Whitehorse has a radiation monitoring station run by Health Canada. And there was a little bump in radiation after Japan’s disaster, he said.

“But it’s really no different than background radiation.

“We also get a little bump when it rains, because this increases the background radiation.”

The Porcupine caribou herd is sampled annually for contaminants, said Hanley.

Usually the meat is tested for substances like organic chlorine and heavy metals, like cadmium.

“We want to ensure that these traditional foods are safe to eat,” he said.

The last time Yukon caribou meat was tested for radioactivity was after Chernobyl, 25 years ago.

“There was a little bump then, but not enough to pose a health risk,” sad Hanley.
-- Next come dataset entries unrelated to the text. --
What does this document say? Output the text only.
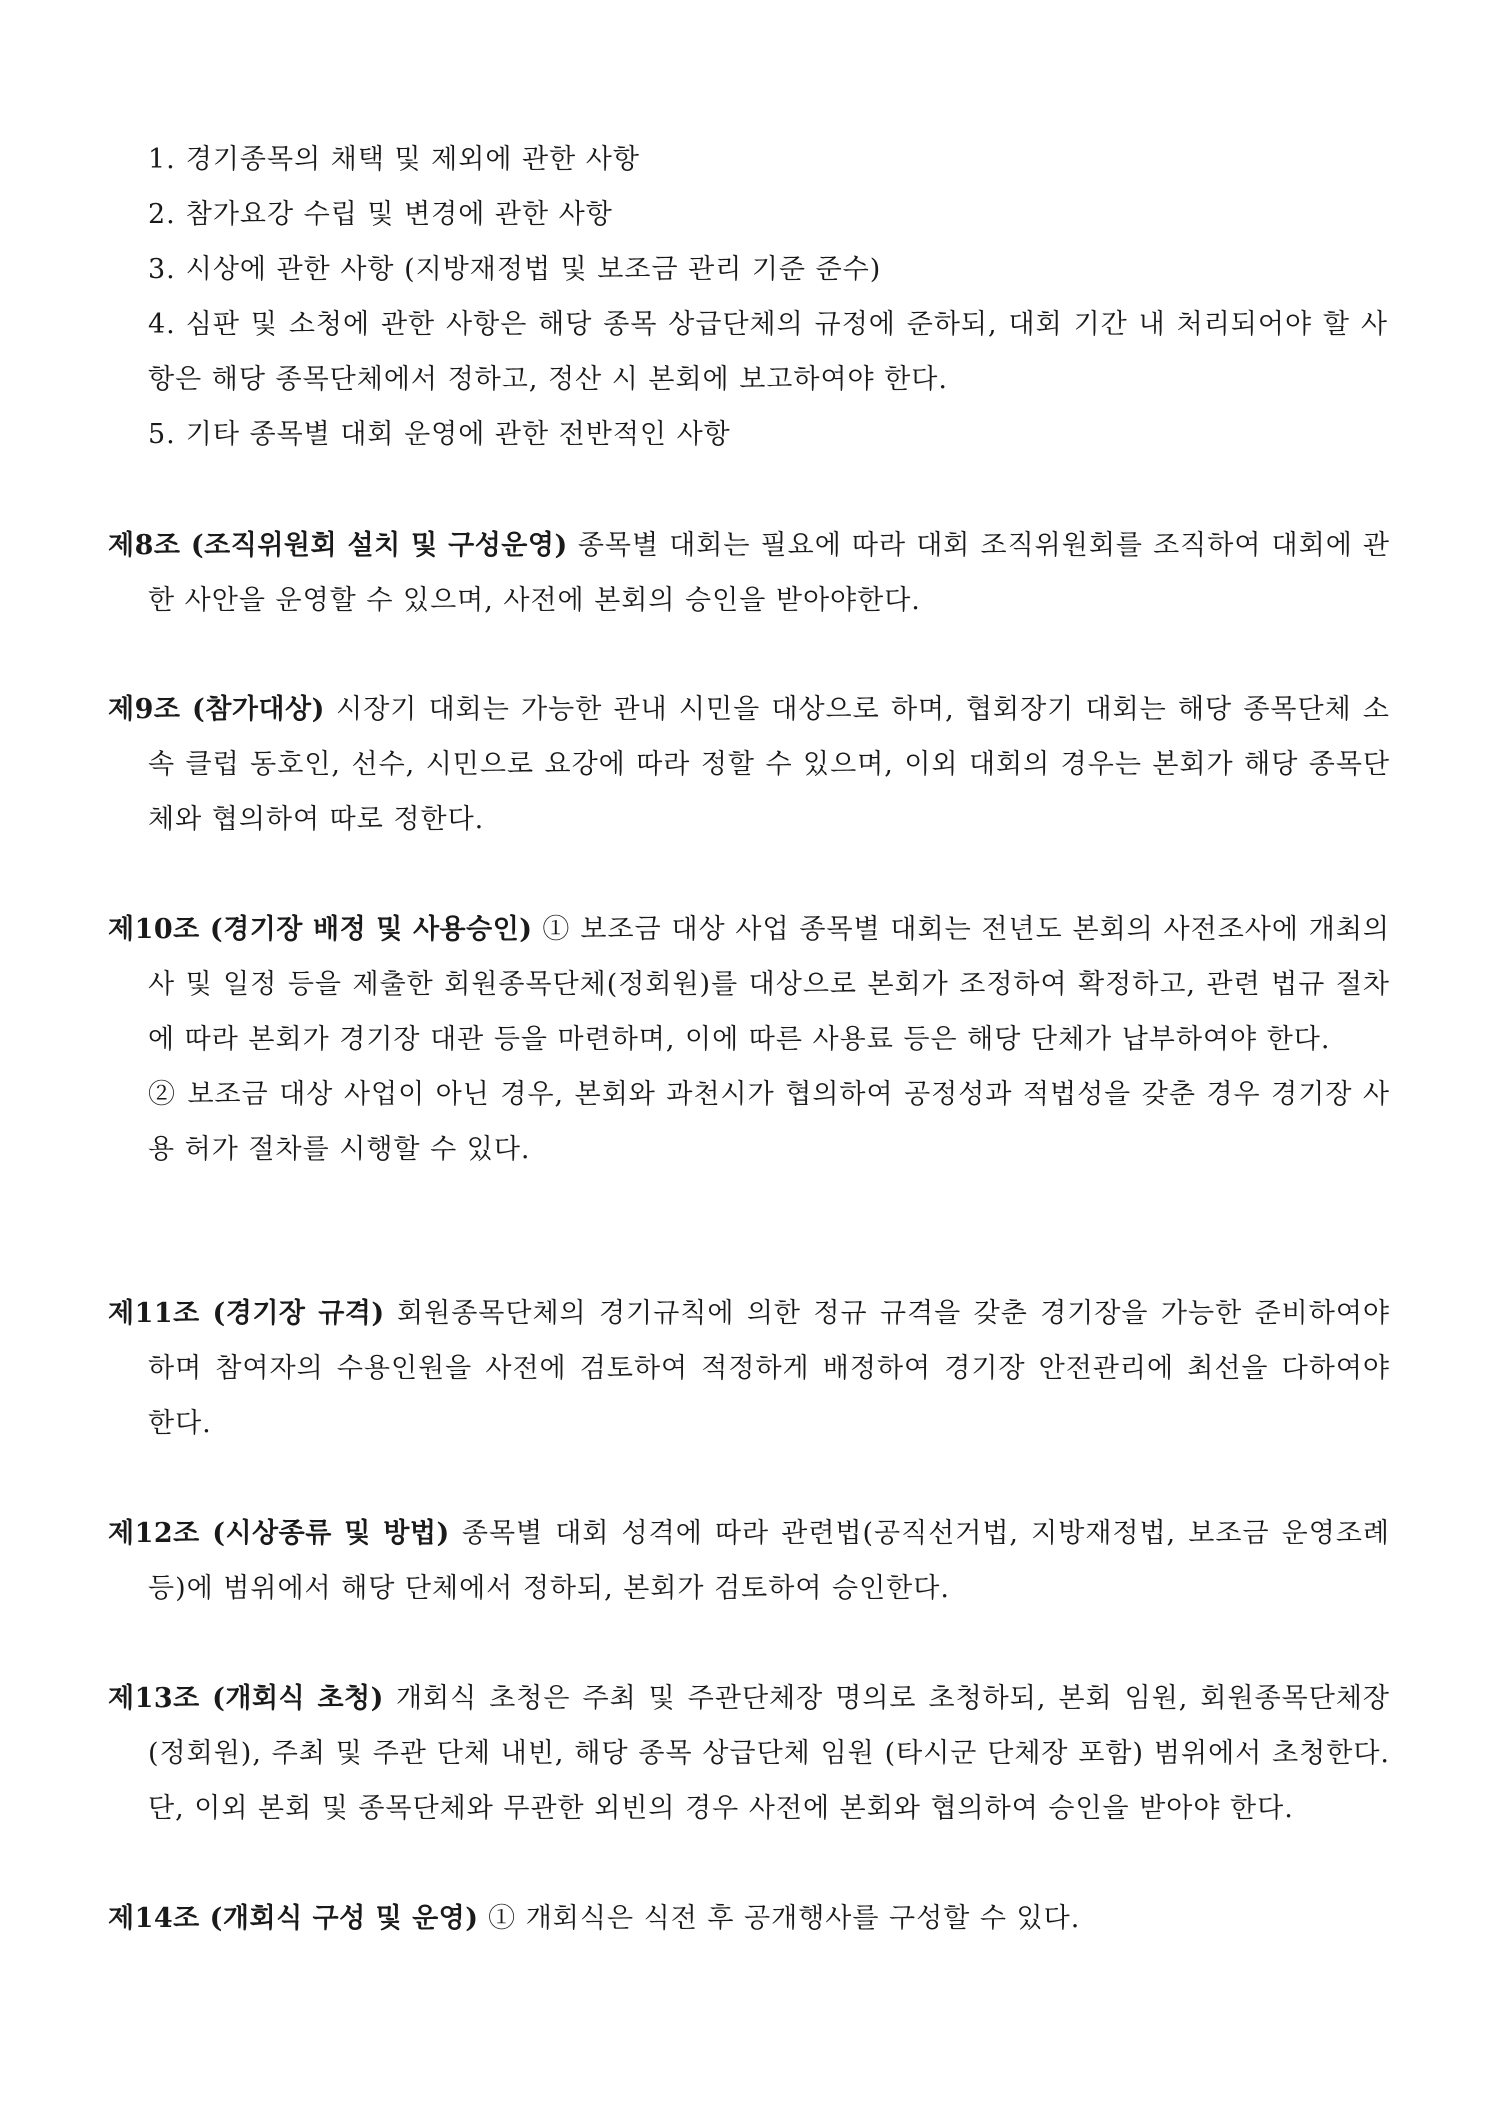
1. 경기종목의 채택 및 제외에 관한 사항
2. 참가요강 수립 및 변경에 관한 사항
3. 시상에 관한 사항 (지방재정법 및 보조금 관리 기준 준수)
4. 심판 및 소청에 관한 사항은 해당 종목 상급단체의 규정에 준하되, 대회 기간 내 처리되어야 할 사항은 해당 종목단체에서 정하고, 정산 시 본회에 보고하여야 한다.
5. 기타 종목별 대회 운영에 관한 전반적인 사항
제8조 (조직위원회 설치 및 구성운영) 종목별 대회는 필요에 따라 대회 조직위원회를 조직하여 대회에 관한 사안을 운영할 수 있으며, 사전에 본회의 승인을 받아야한다.
제9조 (참가대상) 시장기 대회는 가능한 관내 시민을 대상으로 하며, 협회장기 대회는 해당 종목단체 소속 클럽 동호인, 선수, 시민으로 요강에 따라 정할 수 있으며, 이외 대회의 경우는 본회가 해당 종목단체와 협의하여 따로 정한다.
제10조 (경기장 배정 및 사용승인) ① 보조금 대상 사업 종목별 대회는 전년도 본회의 사전조사에 개최의사 및 일정 등을 제출한 회원종목단체(정회원)를 대상으로 본회가 조정하여 확정하고, 관련 법규 절차에 따라 본회가 경기장 대관 등을 마련하며, 이에 따른 사용료 등은 해당 단체가 납부하여야 한다.
② 보조금 대상 사업이 아닌 경우, 본회와 과천시가 협의하여 공정성과 적법성을 갖춘 경우 경기장 사용 허가 절차를 시행할 수 있다.
제11조 (경기장 규격) 회원종목단체의 경기규칙에 의한 정규 규격을 갖춘 경기장을 가능한 준비하여야 하며 참여자의 수용인원을 사전에 검토하여 적정하게 배정하여 경기장 안전관리에 최선을 다하여야 한다.
제12조 (시상종류 및 방법) 종목별 대회 성격에 따라 관련법(공직선거법, 지방재정법, 보조금 운영조례 등)에 범위에서 해당 단체에서 정하되, 본회가 검토하여 승인한다.
제13조 (개회식 초청) 개회식 초청은 주최 및 주관단체장 명의로 초청하되, 본회 임원, 회원종목단체장(정회원), 주최 및 주관 단체 내빈, 해당 종목 상급단체 임원 (타시군 단체장 포함) 범위에서 초청한다. 단, 이외 본회 및 종목단체와 무관한 외빈의 경우 사전에 본회와 협의하여 승인을 받아야 한다.
제14조 (개회식 구성 및 운영) ① 개회식은 식전 후 공개행사를 구성할 수 있다.
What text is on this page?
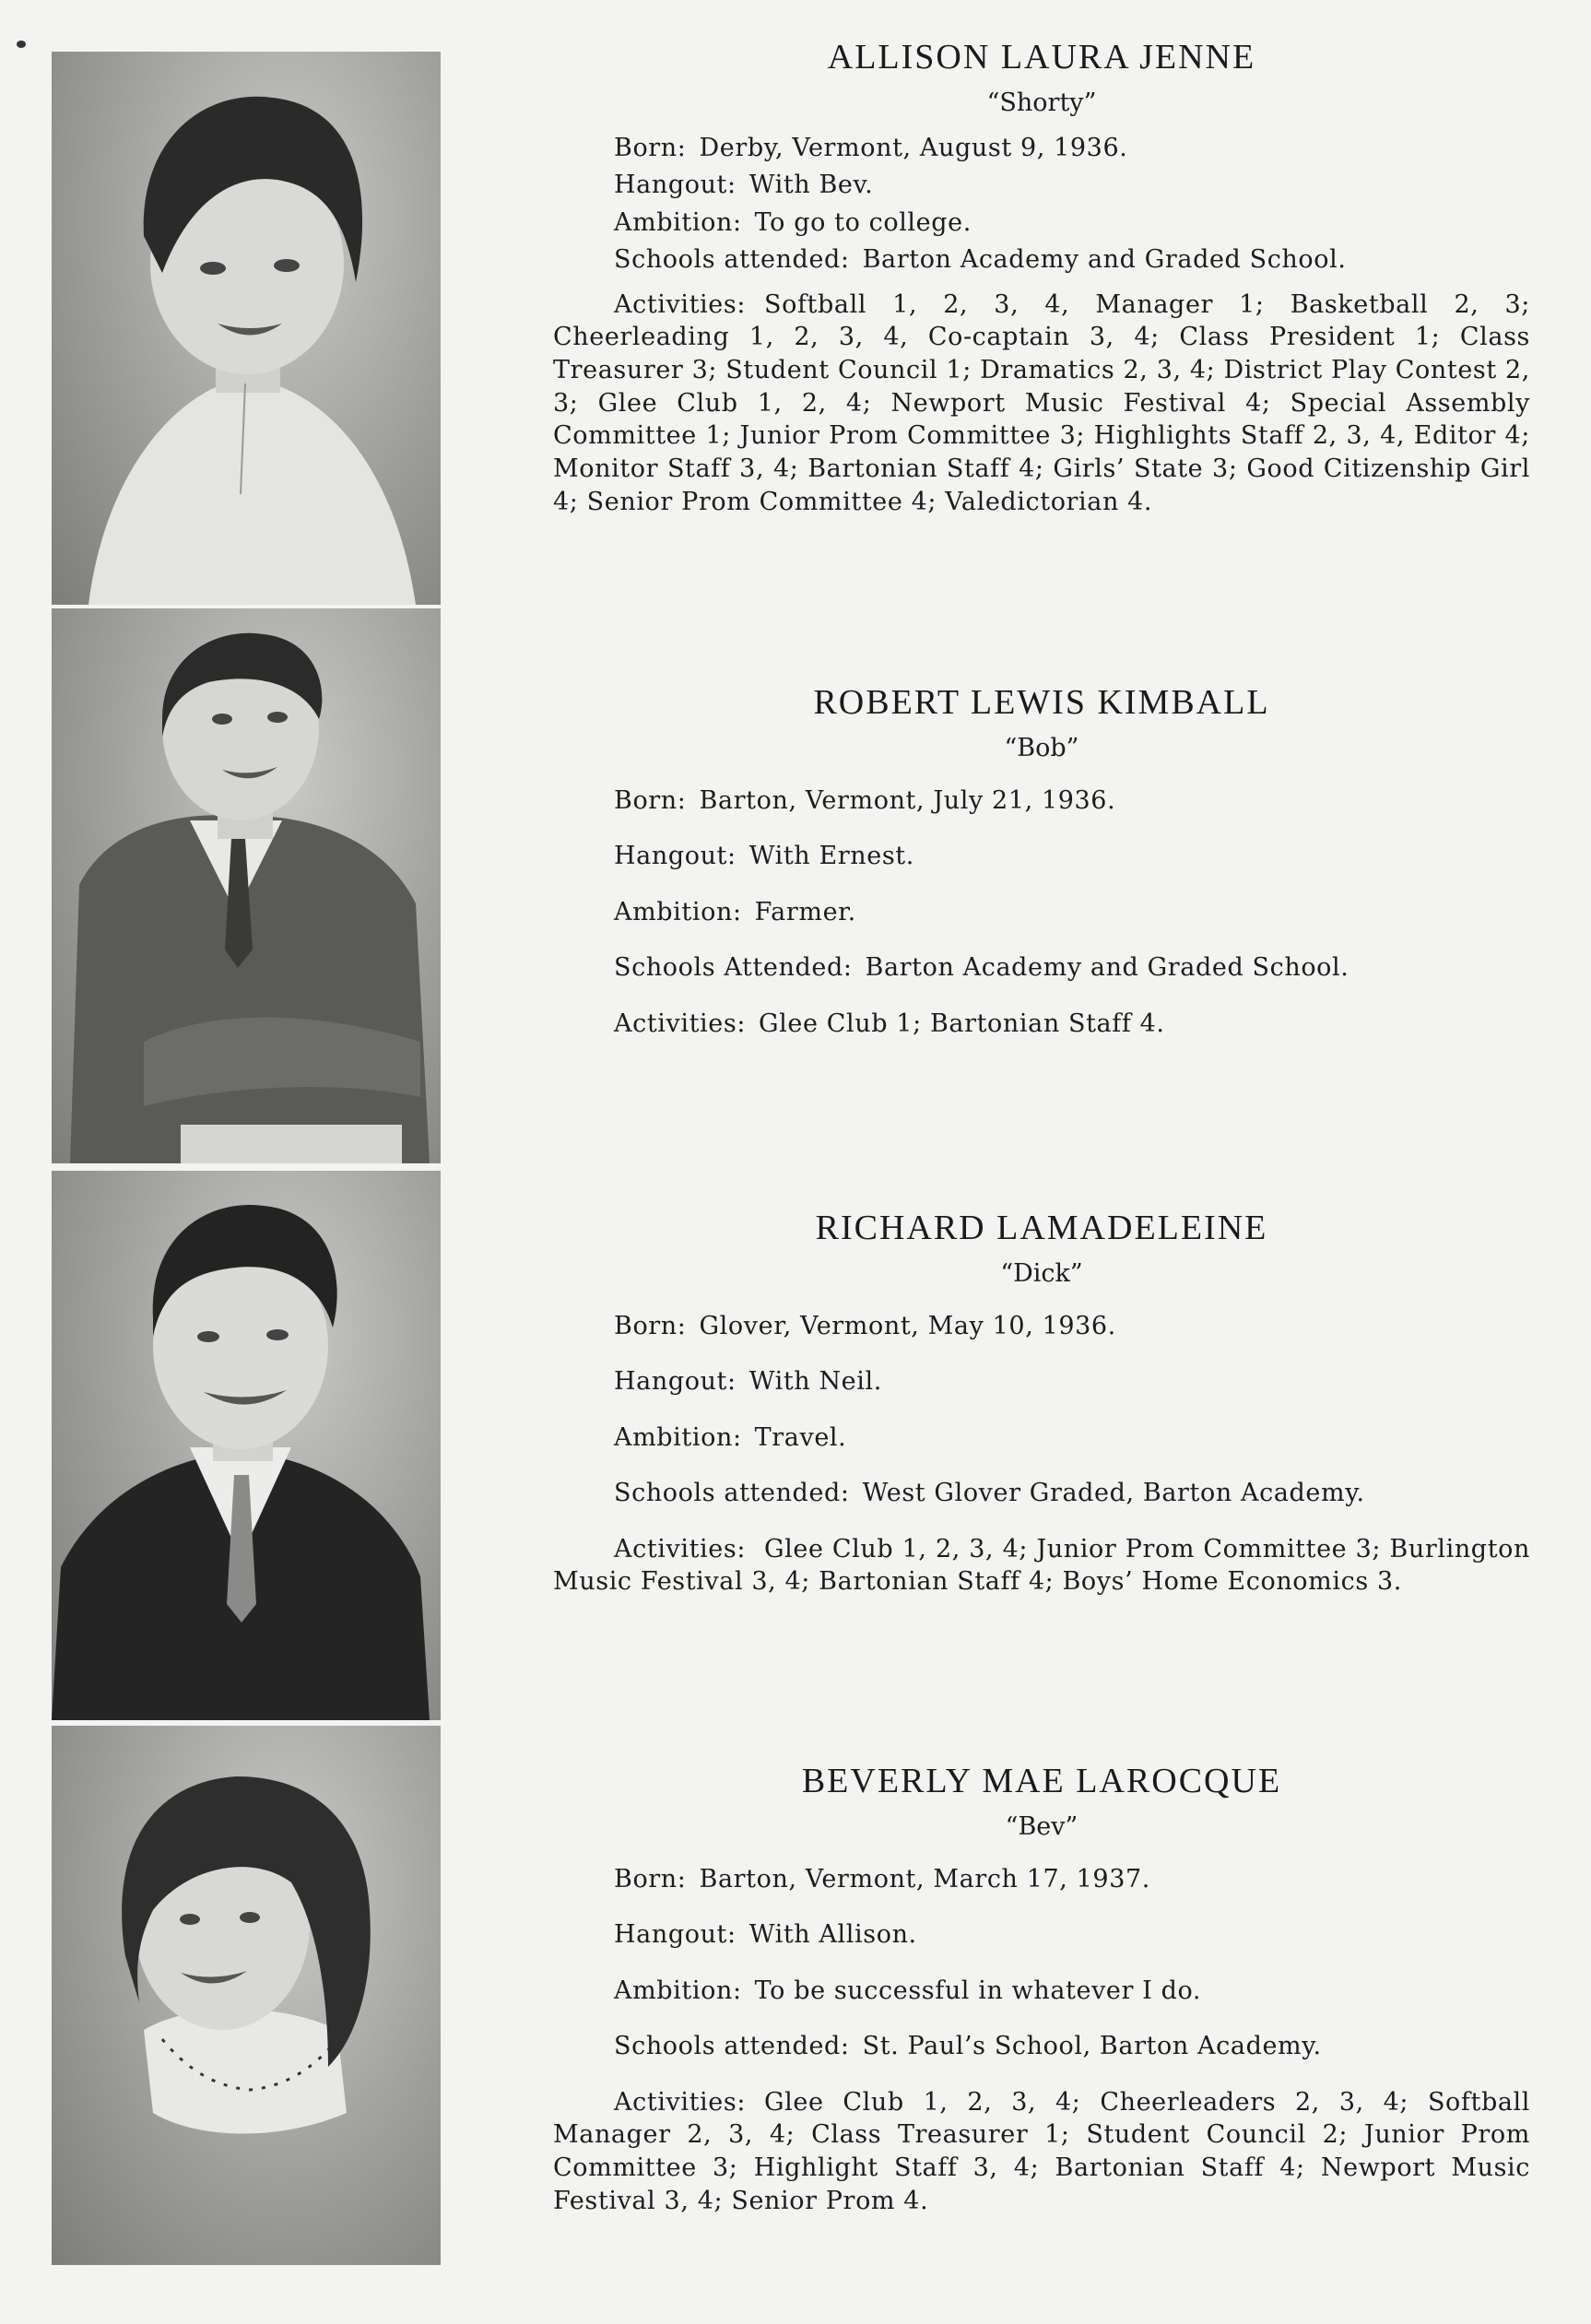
ALLISON LAURA JENNE

“Shorty”

Born: Derby, Vermont, August 9, 1936.

Hangout: With Bev.

Ambition: To go to college.

Schools attended: Barton Academy and Graded School.

Activities: Softball 1, 2, 3, 4, Manager 1; Basketball 2, 3; Cheerleading 1, 2, 3, 4, Co-captain 3, 4; Class President 1; Class Treasurer 3; Student Council 1; Dramatics 2, 3, 4; District Play Contest 2, 3; Glee Club 1, 2, 4; Newport Music Festival 4; Special Assembly Committee 1; Junior Prom Committee 3; Highlights Staff 2, 3, 4, Editor 4; Monitor Staff 3, 4; Bartonian Staff 4; Girls’ State 3; Good Citizenship Girl 4; Senior Prom Committee 4; Valedictorian 4.

ROBERT LEWIS KIMBALL

“Bob”

Born: Barton, Vermont, July 21, 1936.

Hangout: With Ernest.

Ambition: Farmer.

Schools Attended: Barton Academy and Graded School.

Activities: Glee Club 1; Bartonian Staff 4.

RICHARD LAMADELEINE

“Dick”

Born: Glover, Vermont, May 10, 1936.

Hangout: With Neil.

Ambition: Travel.

Schools attended: West Glover Graded, Barton Academy.

Activities: Glee Club 1, 2, 3, 4; Junior Prom Committee 3; Burlington Music Festival 3, 4; Bartonian Staff 4; Boys’ Home Economics 3.

BEVERLY MAE LAROCQUE

“Bev”

Born: Barton, Vermont, March 17, 1937.

Hangout: With Allison.

Ambition: To be successful in whatever I do.

Schools attended: St. Paul’s School, Barton Academy.

Activities: Glee Club 1, 2, 3, 4; Cheerleaders 2, 3, 4; Softball Manager 2, 3, 4; Class Treasurer 1; Student Council 2; Junior Prom Committee 3; Highlight Staff 3, 4; Bartonian Staff 4; Newport Music Festival 3, 4; Senior Prom 4.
Even if there is radiation found in the lichen the caribou eat, as it works its way through the food chain it becomes diluted, he said.

The current tests are being done “as due diligence,” he added.

This fall, Gamberg will test 20 meat samples for radioactivity.

These samples will then be compared to frozen archived samples from past years.

“Because we don’t usually test for radiation we need to go back to our archives,” she said.

The results should be out by March, said Gamberg.

Yukoners shouldn’t be worried, she added.

“They should be assured because there was an accident, and now a potential issue, and we are looking at it.

“This is environmental monitoring working well.”